Sum of Squared Error (SSE) in Cluster Analysis
Sum of squared error, or SSE as it is commonly referred to, is a helpful metric to guide the choice of the best number of segments to use in your end segmentation.
As the free Excel cluster analysis template automatically provides the output for two, three, four and five market segments – you need to choose the most appropriate number of segments for your marketing situation – and SSE will help you do that to some extent. Please check this diagram for where to locate the SSE scores on the Excel template – plus there a separate worksheet in the template that has two SSE charts for quick reference.
What is sum of squared error (SSE)?
Cluster analysis is a statistical technique designed to find the “best fit” of consumers (or respondents) to a particular market segment (cluster). It does this by performing repeated calculations (iterations) designed to bring the groups (segments) in tighter/closer. If the consumers matched the segment scores exactly, the the sum of squared error (SSE) would be zero = no error = a perfect match.
But with real world data, this is very unlikely to happen. So we need to look for a segmentation approach that has a lower SSE. The lower the SSE, then the more similar are the consumers in that market segment. A high SSE suggests that the consumers in the same market segment have a reasonable degree of differences between them and may not be a true (or usable) market segment.
Please note that you don’t need to select the segmentation approach with the lowest SSE, but it should be one of the lower ones.
Using SSE: An example (for SSE by Number of Segments)
To make sense of what to look for, let’s consider the following sum of squared error outputs:
- With two segments = 1,629
- With three segments = 1,163
- With four segments = 948
- With five market segments = 854
To further clarify, let’s have a look at these sum of squared error (SSE) outputs on a graph, as shown here. (This SSE chart is automatically produced by the template – you will find it on a separate worksheet – please see the tabs at the bottom of the spreadsheet.)
As you can see, as more market segments are created the SSE improves.

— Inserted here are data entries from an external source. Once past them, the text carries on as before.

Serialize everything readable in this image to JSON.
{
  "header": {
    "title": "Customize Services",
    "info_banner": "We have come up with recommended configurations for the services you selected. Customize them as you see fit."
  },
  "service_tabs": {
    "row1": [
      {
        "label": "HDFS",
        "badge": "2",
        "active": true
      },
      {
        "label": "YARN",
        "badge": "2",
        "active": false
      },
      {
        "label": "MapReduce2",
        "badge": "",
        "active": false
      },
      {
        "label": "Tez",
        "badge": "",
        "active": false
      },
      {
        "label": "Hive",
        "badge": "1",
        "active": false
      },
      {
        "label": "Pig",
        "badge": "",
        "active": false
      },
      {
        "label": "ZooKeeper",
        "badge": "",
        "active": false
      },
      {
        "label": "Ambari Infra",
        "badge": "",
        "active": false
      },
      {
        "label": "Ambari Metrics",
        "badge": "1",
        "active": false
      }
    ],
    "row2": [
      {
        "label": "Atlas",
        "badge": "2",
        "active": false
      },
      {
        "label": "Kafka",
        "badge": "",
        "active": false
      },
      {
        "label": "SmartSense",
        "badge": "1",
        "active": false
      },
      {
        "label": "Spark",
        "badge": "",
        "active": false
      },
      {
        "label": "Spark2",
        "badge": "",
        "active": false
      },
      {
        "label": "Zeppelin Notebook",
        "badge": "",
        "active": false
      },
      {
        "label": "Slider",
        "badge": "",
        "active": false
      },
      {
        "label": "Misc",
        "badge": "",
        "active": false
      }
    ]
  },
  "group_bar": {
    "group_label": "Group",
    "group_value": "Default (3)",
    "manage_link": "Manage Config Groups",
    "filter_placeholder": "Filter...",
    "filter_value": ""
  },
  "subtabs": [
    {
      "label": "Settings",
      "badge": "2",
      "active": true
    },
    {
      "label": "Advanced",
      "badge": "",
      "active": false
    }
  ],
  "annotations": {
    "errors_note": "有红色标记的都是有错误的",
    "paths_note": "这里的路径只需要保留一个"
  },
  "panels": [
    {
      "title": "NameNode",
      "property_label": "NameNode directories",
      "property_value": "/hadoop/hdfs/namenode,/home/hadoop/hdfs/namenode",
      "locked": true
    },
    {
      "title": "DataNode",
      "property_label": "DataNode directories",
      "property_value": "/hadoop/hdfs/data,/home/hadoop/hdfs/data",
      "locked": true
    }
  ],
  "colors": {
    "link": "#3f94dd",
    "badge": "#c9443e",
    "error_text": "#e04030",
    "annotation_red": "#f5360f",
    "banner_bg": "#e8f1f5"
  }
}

This is generally to be expected. For example, if we had 100 consumers allocated to 100 different market segments, then the SSE would be zero – but, of course, it becomes impractical for a firm to pursue 100 market segments and, as well, each market segment would be too small to be viable.

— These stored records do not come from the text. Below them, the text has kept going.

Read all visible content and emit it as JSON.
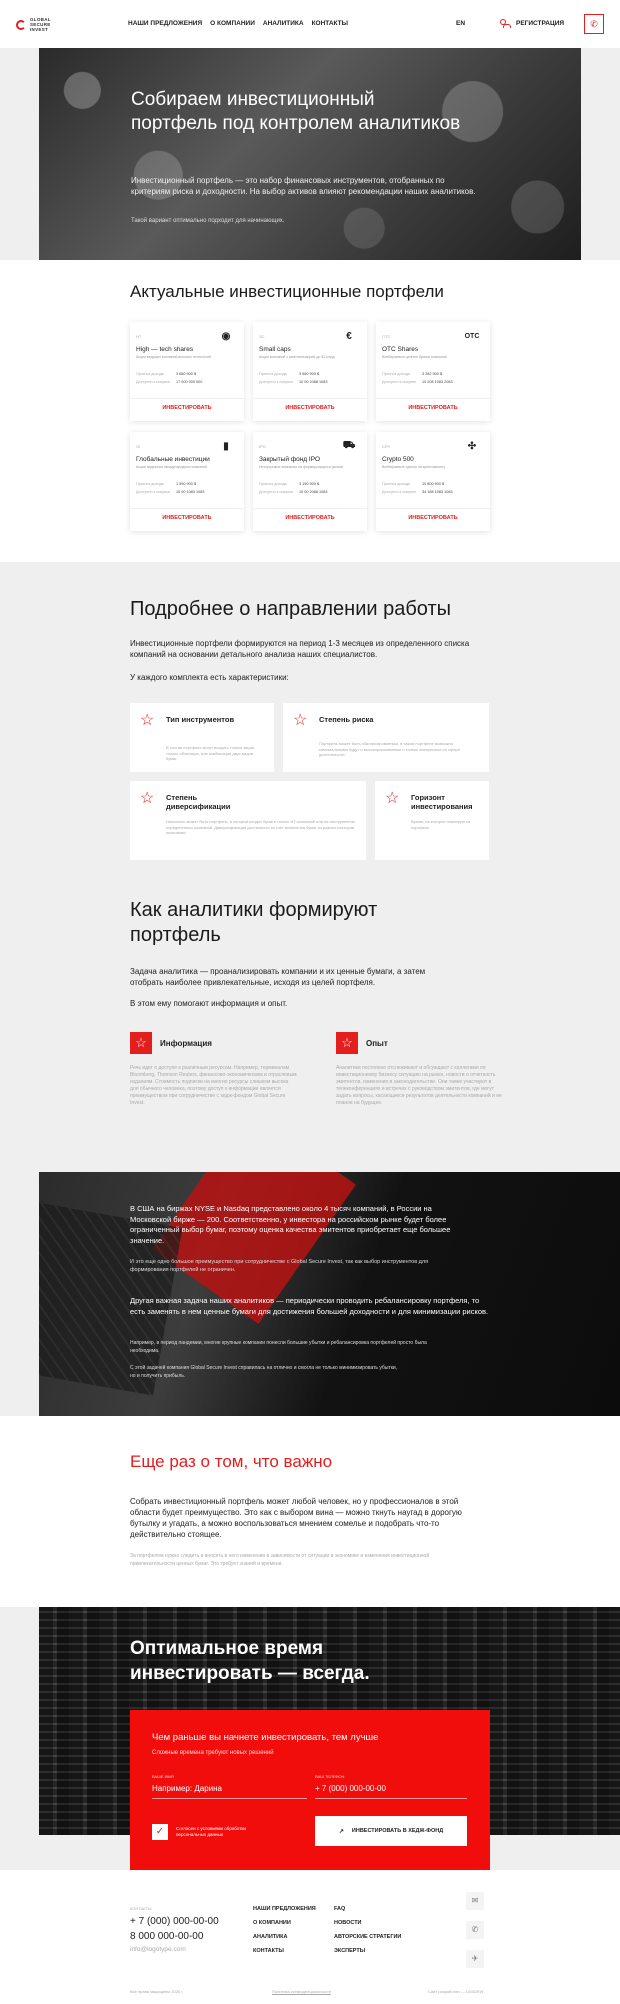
{
  "header": {
    "logo_text": "GLOBAL SECURE INVEST",
    "nav": [
      "НАШИ ПРЕДЛОЖЕНИЯ",
      "О КОМПАНИИ",
      "АНАЛИТИКА",
      "КОНТАКТЫ"
    ],
    "lang": "EN",
    "register": "РЕГИСТРАЦИЯ",
    "phone_button_icon": "phone-icon"
  },
  "hero": {
    "title": "Собираем инвестиционный портфель под контролем аналитиков",
    "text": "Инвестиционный портфель — это набор финансовых инструментов, отобранных по критериям риска и доходности. На выбор активов влияют рекомендации наших аналитиков.",
    "note": "Такой вариант оптимально подходит для начинающих."
  },
  "portfolios": {
    "title": "Актуальные инвестиционные портфели",
    "row_labels": [
      "Прогноз дохода",
      "Доступно к покупке"
    ],
    "cards": [
      {
        "tag": "HT",
        "icon": "◉",
        "name": "High — tech shares",
        "desc": "Акции ведущих компаний высоких технологий",
        "income": "3 680 900 $",
        "amount": "17 000 000 000",
        "button": "ИНВЕСТИРОВАТЬ"
      },
      {
        "tag": "SC",
        "icon": "€",
        "name": "Small caps",
        "desc": "Акции компаний с капитализацией до $1 млрд",
        "income": "3 560 900 $",
        "amount": "10 00 2088 1083",
        "button": "ИНВЕСТИРОВАТЬ"
      },
      {
        "tag": "OTC",
        "icon": "OTC",
        "name": "OTC Shares",
        "desc": "Внебиржевые ценные бумаги компаний",
        "income": "3 282 900 $",
        "amount": "10 208 1083 2083",
        "button": "ИНВЕСТИРОВАТЬ"
      },
      {
        "tag": "GI",
        "icon": "▮",
        "name": "Глобальные инвестиции",
        "desc": "Акции надежных международных компаний",
        "income": "1 590 900 $",
        "amount": "10 00 1083 1083",
        "button": "ИНВЕСТИРОВАТЬ"
      },
      {
        "tag": "IPO",
        "icon": "⛟",
        "name": "Закрытый фонд IPO",
        "desc": "Неторгуемые компании на формирующихся рынках",
        "income": "3 190 900 $",
        "amount": "10 00 2088 1083",
        "button": "ИНВЕСТИРОВАТЬ"
      },
      {
        "tag": "CRY",
        "icon": "✣",
        "name": "Crypto 500",
        "desc": "Внебиржевые сделки на криптовалюту",
        "income": "10 800 900 $",
        "amount": "34 188 1083 1083",
        "button": "ИНВЕСТИРОВАТЬ"
      }
    ]
  },
  "directions": {
    "title": "Подробнее о направлении работы",
    "p1": "Инвестиционные портфели формируются на период 1-3 месяцев из определенного списка компаний на основании детального анализа наших специалистов.",
    "p2": "У каждого комплекта есть характеристики:",
    "features": [
      {
        "title": "Тип инструментов",
        "text": "В состав портфеля могут входить только акции, только облигации, или комбинация двух видов бумаг."
      },
      {
        "title": "Степень риска",
        "text": "Портфель может быть сбалансированным, в таком портфеле возможно минимальными будут и высокорискованные и только интересные по сфере деятельности."
      },
      {
        "title": "Степень диверсификации",
        "text": "Насколько может быть портфель, в который входят бумаги только ИТ-компаний или на инструментах определенных компаний. Диверсификация достигается за счет включения бумаг из разных секторов экономики."
      },
      {
        "title": "Горизонт инвестирования",
        "text": "Время, на которое планируется портфель."
      }
    ]
  },
  "analysts": {
    "title": "Как аналитики формируют портфель",
    "p1": "Задача аналитика — проанализировать компании и их ценные бумаги, а затем отобрать наиболее привлекательные, исходя из целей портфеля.",
    "p2": "В этом ему помогают информация и опыт.",
    "info": {
      "title": "Информация",
      "text": "Речь идет о доступе к различным ресурсам. Например, терминалам Bloomberg, Thomson Reuters, финансово-экономическим и отраслевым изданиям. Стоимость подписки на многие ресурсы слишком высока для обычного человека, поэтому доступ к информации является преимуществом при сотрудничестве с хедж-фондом Global Secure Invest."
    },
    "exp": {
      "title": "Опыт",
      "text": "Аналитики постоянно отслеживают и обсуждают с коллегами по инвестиционному бизнесу ситуацию на рынке, новости о отчетность эмитентов, изменения в законодательстве. Они также участвуют в телеконференциях и встречах с руководством эмитентов, где могут задать вопросы, касающиеся результатов деятельности компаний и ее планов на будущее."
    }
  },
  "dark": {
    "p1": "В США на биржах NYSE и Nasdaq представлено около 4 тысяч компаний, в России на Московской бирже — 200. Соответственно, у инвестора на российском рынке будет более ограниченный выбор бумаг, поэтому оценка качества эмитентов приобретает еще большее значение.",
    "p2": "И это еще одно большое преимущество при сотрудничестве с Global Secure Invest, так как выбор инструментов для формирования портфелей не ограничен.",
    "p3": "Другая важная задача наших аналитиков — периодически проводить ребалансировку портфеля, то есть заменять в нем ценные бумаги для достижения большей доходности и для минимизации рисков.",
    "p4": "Например, в период пандемии, многие крупные компании понесли большие убытки и ребалансировка портфелей просто была необходима.",
    "p5": "С этой задачей компания Global Secure Invest справилась на отлично и смогла не только минимизировать убытки, но и получить прибыль."
  },
  "important": {
    "title": "Еще раз о том, что важно",
    "p1": "Собрать инвестиционный портфель может любой человек, но у профессионалов в этой области будет преимущество. Это как с выбором вина — можно ткнуть наугад в дорогую бутылку и угадать, а можно воспользоваться мнением сомелье и подобрать что-то действительно стоящее.",
    "p2": "За портфелем нужно следить и вносить в него изменения в зависимости от ситуации в экономике и изменения инвестиционной привлекательности ценных бумаг. Это требует знаний и времени."
  },
  "cta": {
    "title": "Оптимальное время инвестировать — всегда.",
    "box_title": "Чем раньше вы начнете инвестировать, тем лучше",
    "box_sub": "Сложные времена требуют новых решений",
    "name_label": "ВАШЕ ИМЯ",
    "name_placeholder": "Например: Дарина",
    "phone_label": "ВАШ ТЕЛЕФОН",
    "phone_placeholder": "+ 7 (000) 000-00-00",
    "consent": "Согласен с условиями обработки персональных данных",
    "button": "ИНВЕСТИРОВАТЬ В ХЕДЖ-ФОНД"
  },
  "footer": {
    "contacts_label": "КОНТАКТЫ",
    "phone1": "+ 7 (000) 000-00-00",
    "phone2": "8 000 000-00-00",
    "email": "info@logotype.com",
    "col1": [
      "НАШИ ПРЕДЛОЖЕНИЯ",
      "О КОМПАНИИ",
      "АНАЛИТИКА",
      "КОНТАКТЫ"
    ],
    "col2": [
      "FAQ",
      "НОВОСТИ",
      "АВТОРСКИЕ СТРАТЕГИИ",
      "ЭКСПЕРТЫ"
    ],
    "copyright": "Все права защищены 2020 г.",
    "policy": "Политика конфиденциальности",
    "dev": "Сайт разработан — DIGIDEW"
  },
  "colors": {
    "accent": "#e41d1d",
    "cta_red": "#f20d0d"
  }
}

Therefore, we need to accept a degree of error – (where “error” simply means that the consumers in each market segment are not completely identical, they will vary to some extent in terms of some of their behaviors and psychographic factors).
In this example, we would rule out the two market segment structure, as its SSE is too high relative to the other potential approaches – it is almost double the error of the five segment approach for instance.
The three segment approach offers a big improvement in minimizing SSE, but then the level of improvement starts to decrease (as to be expected) with each increment. I would suggest, that in this example, either the four or the five market segment structure would be suitable.
We also look at SSE per segment
While the previous SSE chart is quite helpful for looking at the overall “accuracy” of each of the segment structures to classify consumers, it is also worthwhile to consider the individual sum of squared errors for each segment. (Note: The sum of the individual segment SSE’s is equal to the total SSE.)
This information – SSE by segment – is available in both the “Output Clusters” and in the SSE charts worksheet, as shown here.
The lower the SSE, then the more similar (homogeneous) the consumers are in that market segment. If we look at the graph, we can see that segment one has a large SSE result across all segmentation structures. This indicates that there is some dissimilarity between the consumer in this market segment – and perhaps could be better defined?
However, the low SSE scores for the other segments indicate strong similarities between the consumers in each segment for the marketing variables being considered. For a segment with a SSE of zero – then that will be a segment of one consumer, or of identical consumer responses according to the data we are using.
Our final market segmentation decision
We would then make our final decision by also considering the marketing logic of these segments – look at the segmentation map and the average of each marketing variable – which one makes more sense based on what we know about the market and which one would be easier to construct a market strategy that would be successful?